Es wurden verschiedene Vorschläge zur Integration des nomothetischen und idiographischen Ansatzes, die sich mitunter im Verständnis eines idiographischen Vorgehens unterscheiden, gemacht. So liegen mittlerweile einige Studien zur international häufig als „clinical override“ diskutierten Korrekturprozedur vor. Dabei handelt es sich um eine nachträgliche Anpassung eines mit einem standardisierten Prognoseinstrument ermittelten Risikolevels, die in einigen Instrumenten vorgesehen ist (z. B. in den LS-Instrumenten). Dieses zumeist klinisch-intuitive Vorgehen (1. Generation) führt allerdings zu keiner Verbesserung, sondern eher zu einer Verschlechterung der Prognosegüte von Prognoseinstrumenten (z.
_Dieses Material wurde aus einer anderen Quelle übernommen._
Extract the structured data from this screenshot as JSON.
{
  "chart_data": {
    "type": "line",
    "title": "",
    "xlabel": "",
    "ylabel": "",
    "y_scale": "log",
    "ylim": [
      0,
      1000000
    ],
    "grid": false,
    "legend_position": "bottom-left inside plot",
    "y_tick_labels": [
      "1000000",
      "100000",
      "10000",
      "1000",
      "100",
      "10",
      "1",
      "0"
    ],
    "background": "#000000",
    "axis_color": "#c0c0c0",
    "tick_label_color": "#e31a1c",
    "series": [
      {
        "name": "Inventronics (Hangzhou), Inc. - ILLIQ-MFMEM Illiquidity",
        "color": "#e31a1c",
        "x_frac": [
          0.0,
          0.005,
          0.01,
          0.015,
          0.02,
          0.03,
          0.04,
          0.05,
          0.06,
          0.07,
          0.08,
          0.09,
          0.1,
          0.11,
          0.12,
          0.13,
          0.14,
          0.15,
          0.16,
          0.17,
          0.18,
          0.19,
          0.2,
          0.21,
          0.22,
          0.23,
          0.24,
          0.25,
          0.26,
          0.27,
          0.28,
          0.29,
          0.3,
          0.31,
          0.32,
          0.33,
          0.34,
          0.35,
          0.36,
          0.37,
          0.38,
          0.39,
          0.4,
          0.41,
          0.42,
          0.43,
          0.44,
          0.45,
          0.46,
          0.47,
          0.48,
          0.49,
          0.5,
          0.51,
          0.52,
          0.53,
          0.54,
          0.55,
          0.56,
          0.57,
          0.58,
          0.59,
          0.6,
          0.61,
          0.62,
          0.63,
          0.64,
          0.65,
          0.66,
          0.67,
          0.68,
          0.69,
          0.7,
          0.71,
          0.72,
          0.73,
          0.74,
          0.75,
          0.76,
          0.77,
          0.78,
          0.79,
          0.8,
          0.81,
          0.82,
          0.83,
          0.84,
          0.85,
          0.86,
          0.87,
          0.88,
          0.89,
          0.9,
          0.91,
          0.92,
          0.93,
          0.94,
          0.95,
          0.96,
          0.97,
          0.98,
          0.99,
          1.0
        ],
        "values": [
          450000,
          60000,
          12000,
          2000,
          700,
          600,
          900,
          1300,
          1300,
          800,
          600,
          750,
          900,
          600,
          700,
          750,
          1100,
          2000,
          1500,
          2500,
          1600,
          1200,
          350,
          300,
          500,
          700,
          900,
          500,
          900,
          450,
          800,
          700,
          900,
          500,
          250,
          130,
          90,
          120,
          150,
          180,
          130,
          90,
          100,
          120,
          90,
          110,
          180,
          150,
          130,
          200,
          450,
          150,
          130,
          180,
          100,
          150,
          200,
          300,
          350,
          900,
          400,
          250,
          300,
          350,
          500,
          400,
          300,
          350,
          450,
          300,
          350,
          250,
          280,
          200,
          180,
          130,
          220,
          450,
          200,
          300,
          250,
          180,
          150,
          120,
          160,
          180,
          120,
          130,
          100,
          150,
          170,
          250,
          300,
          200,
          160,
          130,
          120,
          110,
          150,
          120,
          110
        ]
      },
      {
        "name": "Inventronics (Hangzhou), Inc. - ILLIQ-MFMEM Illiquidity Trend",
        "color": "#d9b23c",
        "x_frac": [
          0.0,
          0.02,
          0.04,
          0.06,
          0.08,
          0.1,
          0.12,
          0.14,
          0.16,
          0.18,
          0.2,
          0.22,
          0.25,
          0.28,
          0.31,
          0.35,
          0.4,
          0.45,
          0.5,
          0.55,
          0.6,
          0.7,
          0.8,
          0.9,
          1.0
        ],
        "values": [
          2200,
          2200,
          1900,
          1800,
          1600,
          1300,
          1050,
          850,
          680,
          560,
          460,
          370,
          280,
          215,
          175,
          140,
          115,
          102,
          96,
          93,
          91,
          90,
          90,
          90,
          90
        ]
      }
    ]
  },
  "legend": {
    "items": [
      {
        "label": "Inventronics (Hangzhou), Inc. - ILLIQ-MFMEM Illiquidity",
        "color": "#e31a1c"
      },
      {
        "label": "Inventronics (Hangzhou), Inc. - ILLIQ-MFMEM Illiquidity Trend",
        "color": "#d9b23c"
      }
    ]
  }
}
B. Hanson und Morton-Bourgon
2009; Orton et al.
2021). Ein weiterer Vorschlag betrifft die kombinierte Anwendung von standardisierten und strukturiert-professionellen Einschätzungen (Singer et al.
2017). In einer neueren Studie wurde eine Verbesserung der Vorhersagegenauigkeit durch die Kombination von standardisierten Instrumenten und SPJ-Instrumenten
6 festgestellt (Wertz et al.
2023). Es sind weitere Untersuchungen erforderlich, um zu überprüfen, ob die Vorhersagegenauigkeit durch die Kombination tatsächlich verbessert werden kann. Mit Blick auf die oben beschriebene klinisch-idiographische Prognose ist schließlich die integrative Beurteilung von Dahle (
2005) zu erwähnen. In der Untersuchung von Dahle und Lehmann (
2018) zeigte die klinisch-idiographische Prognose inkrementelle Validität in Ergänzung zu den untersuchten standardisierten Prognoseinstrumenten (Dahle und Lehmann
2018). Die Ergebnisse sprechen dafür, dass die Integration beider Ansätze einen Zugewinn an Prognosezuverlässigkeit ergeben kann (zumindest, wenn die idiographische Einschätzung einem strukturierten Vorgehen folgt). Für jugendliche und heranwachsende Gewalt- und Sexualstraftäter im Jugendstrafvollzug steht dieser Beleg noch aus und ist Gegenstand der vorliegenden Arbeit.